The ICA holds that it is a basic responsibility of the doctor of chiropractic to employ such diagnostic processes as are necessary in his or her professional judgment to determine the need for care and, in particular, to detect the presence, location and nature for chiropractic lesions (subluxation and attendant biomechanical. biochemical, structural and neurophysiological problems, etc.) and prepare and administer an appropriate course of care within the realm of chiropractic specialty.
In addition, Doctors of Chiropractic use diagnostic procedures for the purpose of:
A. Determining appropriate case management.
- To ascertain the nature of the patient’s problem and respond appropriately so as to secure the optimal care for the patient. Inherent in this concept is the obligation to consult with or refer to other health care providers before, during or after the rendering of chiropractic care, if in his/her professional opinion, it is appropriate and in the best interest of the patient.
- To assess any subluxation complexes, discovered in the patient along with related biomechanical, biochemical and neurophysiological presentations.
- To identify any associated, aggravating or complicating conditions that are found to exist concomitantly with the subluxation complexes.
Where do you envision the profession in five years?
I see us in better shape than we imagine.
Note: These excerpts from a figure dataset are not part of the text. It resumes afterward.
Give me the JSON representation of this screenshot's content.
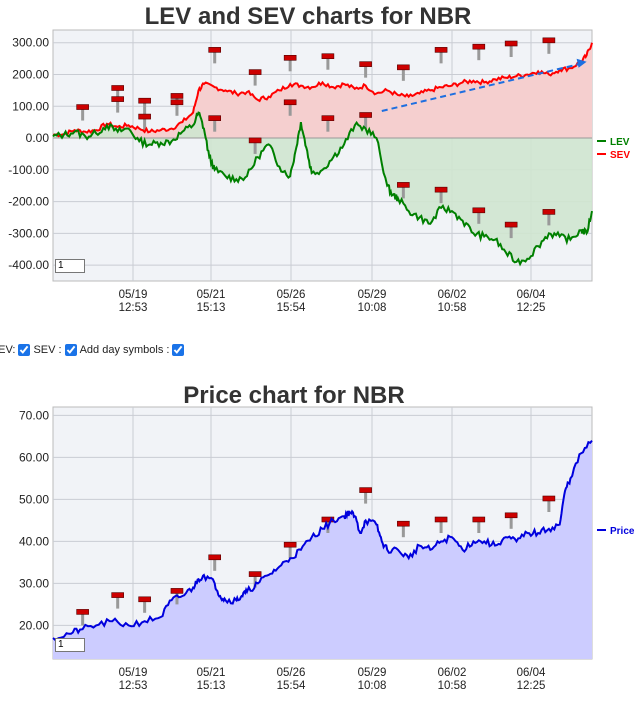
{
  "lev_sev_chart": {
    "title": "LEV and SEV charts for NBR",
    "page_input_value": "1"
  },
  "price_chart": {
    "title": "Price chart for NBR",
    "page_input_value": "1"
  },
  "controls": {
    "lev_label": "LEV:",
    "lev_checked": true,
    "sev_label": "SEV :",
    "sev_checked": true,
    "day_symbols_label": "Add day symbols :",
    "day_symbols_checked": true
  },
  "colors": {
    "lev_line": "#008000",
    "lev_fill": "#cfe6cf",
    "sev_line": "#ff0000",
    "sev_fill": "#f5cfcf",
    "price_line": "#0000dd",
    "price_fill": "#ccccff",
    "trend_arrow": "#1e6fe0",
    "day_marker": "#cc0000",
    "plot_bg": "#f1f3f7"
  },
  "chart_data": [
    {
      "type": "line",
      "title": "LEV and SEV charts for NBR",
      "x_tick_labels": [
        [
          "05/19",
          "12:53"
        ],
        [
          "05/21",
          "15:13"
        ],
        [
          "05/26",
          "15:54"
        ],
        [
          "05/29",
          "10:08"
        ],
        [
          "06/02",
          "10:58"
        ],
        [
          "06/04",
          "12:25"
        ]
      ],
      "y_tick_labels": [
        "300.00",
        "200.00",
        "100.00",
        "0.00",
        "-100.00",
        "-200.00",
        "-300.00",
        "-400.00"
      ],
      "y_ticks": [
        300,
        200,
        100,
        0,
        -100,
        -200,
        -300,
        -400
      ],
      "ylim": [
        -450,
        340
      ],
      "xlim": [
        0,
        100
      ],
      "legend": {
        "placement": "right",
        "entries": [
          "LEV",
          "SEV"
        ]
      },
      "grid": true,
      "series": [
        {
          "name": "LEV",
          "x": [
            0,
            2,
            4,
            6,
            8,
            10,
            12,
            14,
            16,
            18,
            20,
            22,
            24,
            26,
            27,
            28,
            29,
            30,
            32,
            34,
            36,
            38,
            40,
            42,
            44,
            45,
            46,
            47,
            48,
            50,
            52,
            54,
            56,
            58,
            60,
            62,
            63,
            64,
            66,
            68,
            70,
            72,
            74,
            76,
            78,
            80,
            82,
            84,
            86,
            88,
            90,
            92,
            94,
            96,
            98,
            99,
            100
          ],
          "values": [
            5,
            10,
            20,
            5,
            15,
            40,
            20,
            30,
            -10,
            -20,
            -15,
            -10,
            20,
            40,
            80,
            30,
            -60,
            -100,
            -120,
            -130,
            -120,
            -60,
            -20,
            -90,
            -120,
            -40,
            50,
            -30,
            -110,
            -100,
            -60,
            -20,
            40,
            30,
            0,
            -150,
            -180,
            -190,
            -230,
            -250,
            -270,
            -220,
            -230,
            -260,
            -300,
            -310,
            -320,
            -360,
            -390,
            -380,
            -340,
            -300,
            -310,
            -320,
            -290,
            -300,
            -230
          ]
        },
        {
          "name": "SEV",
          "x": [
            0,
            2,
            4,
            6,
            8,
            10,
            12,
            14,
            16,
            18,
            20,
            22,
            24,
            26,
            27,
            28,
            30,
            32,
            34,
            36,
            38,
            40,
            42,
            44,
            46,
            48,
            50,
            52,
            54,
            56,
            58,
            60,
            62,
            64,
            66,
            68,
            70,
            72,
            74,
            76,
            78,
            80,
            82,
            84,
            86,
            88,
            90,
            92,
            94,
            96,
            98,
            99,
            100
          ],
          "values": [
            10,
            12,
            25,
            20,
            25,
            45,
            35,
            40,
            30,
            20,
            25,
            30,
            50,
            80,
            150,
            170,
            160,
            150,
            140,
            145,
            120,
            130,
            150,
            170,
            165,
            160,
            175,
            160,
            170,
            155,
            165,
            140,
            150,
            135,
            130,
            140,
            150,
            160,
            165,
            175,
            180,
            175,
            185,
            190,
            195,
            200,
            210,
            200,
            215,
            220,
            240,
            260,
            300
          ]
        }
      ],
      "annotation": {
        "type": "arrow",
        "from": [
          61,
          85
        ],
        "to": [
          99,
          240
        ]
      }
    },
    {
      "type": "area",
      "title": "Price chart for NBR",
      "x_tick_labels": [
        [
          "05/19",
          "12:53"
        ],
        [
          "05/21",
          "15:13"
        ],
        [
          "05/26",
          "15:54"
        ],
        [
          "05/29",
          "10:08"
        ],
        [
          "06/02",
          "10:58"
        ],
        [
          "06/04",
          "12:25"
        ]
      ],
      "y_tick_labels": [
        "70.00",
        "60.00",
        "50.00",
        "40.00",
        "30.00",
        "20.00"
      ],
      "y_ticks": [
        70,
        60,
        50,
        40,
        30,
        20
      ],
      "ylim": [
        12,
        72
      ],
      "xlim": [
        0,
        100
      ],
      "legend": {
        "placement": "right",
        "entries": [
          "Price"
        ]
      },
      "grid": true,
      "series": [
        {
          "name": "Price",
          "x": [
            0,
            3,
            5,
            8,
            11,
            14,
            17,
            20,
            22,
            24,
            26,
            27,
            28,
            30,
            31,
            32,
            34,
            35,
            36,
            38,
            40,
            42,
            44,
            46,
            48,
            50,
            52,
            54,
            55,
            56,
            57,
            58,
            60,
            61,
            62,
            64,
            66,
            68,
            70,
            72,
            74,
            76,
            78,
            80,
            82,
            84,
            86,
            88,
            90,
            92,
            94,
            95,
            96,
            98,
            100
          ],
          "values": [
            17,
            18,
            19,
            20,
            21,
            20,
            21,
            22,
            26,
            27,
            29,
            31,
            32,
            30,
            27,
            26,
            26,
            27,
            28,
            30,
            32,
            34,
            36,
            38,
            41,
            43,
            45,
            46,
            47,
            46,
            42,
            45,
            44,
            40,
            38,
            38,
            36,
            39,
            38,
            40,
            41,
            38,
            40,
            40,
            39,
            41,
            40,
            42,
            42,
            43,
            44,
            52,
            55,
            61,
            64
          ]
        }
      ]
    }
  ],
  "day_markers": {
    "lev_sev": [
      {
        "x": 5.5,
        "y": 55
      },
      {
        "x": 12,
        "y": 115
      },
      {
        "x": 12,
        "y": 80
      },
      {
        "x": 17,
        "y": 75
      },
      {
        "x": 17,
        "y": 25
      },
      {
        "x": 23,
        "y": 90
      },
      {
        "x": 23,
        "y": 70
      },
      {
        "x": 30,
        "y": 235
      },
      {
        "x": 30,
        "y": 20
      },
      {
        "x": 37.5,
        "y": 165
      },
      {
        "x": 37.5,
        "y": -50
      },
      {
        "x": 44,
        "y": 210
      },
      {
        "x": 44,
        "y": 70
      },
      {
        "x": 51,
        "y": 215
      },
      {
        "x": 51,
        "y": 20
      },
      {
        "x": 58,
        "y": 190
      },
      {
        "x": 58,
        "y": 30
      },
      {
        "x": 65,
        "y": 180
      },
      {
        "x": 65,
        "y": -190
      },
      {
        "x": 72,
        "y": 235
      },
      {
        "x": 72,
        "y": -205
      },
      {
        "x": 79,
        "y": 245
      },
      {
        "x": 79,
        "y": -270
      },
      {
        "x": 85,
        "y": 255
      },
      {
        "x": 85,
        "y": -315
      },
      {
        "x": 92,
        "y": 265
      },
      {
        "x": 92,
        "y": -275
      }
    ],
    "price": [
      {
        "x": 5.5,
        "y": 20
      },
      {
        "x": 12,
        "y": 24
      },
      {
        "x": 17,
        "y": 23
      },
      {
        "x": 23,
        "y": 25
      },
      {
        "x": 30,
        "y": 33
      },
      {
        "x": 37.5,
        "y": 29
      },
      {
        "x": 44,
        "y": 36
      },
      {
        "x": 51,
        "y": 42
      },
      {
        "x": 58,
        "y": 49
      },
      {
        "x": 65,
        "y": 41
      },
      {
        "x": 72,
        "y": 42
      },
      {
        "x": 79,
        "y": 42
      },
      {
        "x": 85,
        "y": 43
      },
      {
        "x": 92,
        "y": 47
      }
    ]
  }
}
At the same time managed care, increased regulation, and insurance tightening are occurring, something else wonderful is happening. More people are turning to natural health. More people are getting disgusted with drugs, more people are turning toward a lifestyle that we have been promoting for years. In essence, more people are turning toward chiropractic. It is becoming chic and fashionable to go to a chiropractor. And just as the public is doing with health spas, they are willing to pay for it! Our best allies, our best friends has been the patient all along. Yes the insurance industry may change, but the demand for our services will skyrocket. All we need to do is properly position and market ourselves and the flood of patients will begin. In five years, I see us busier than ever.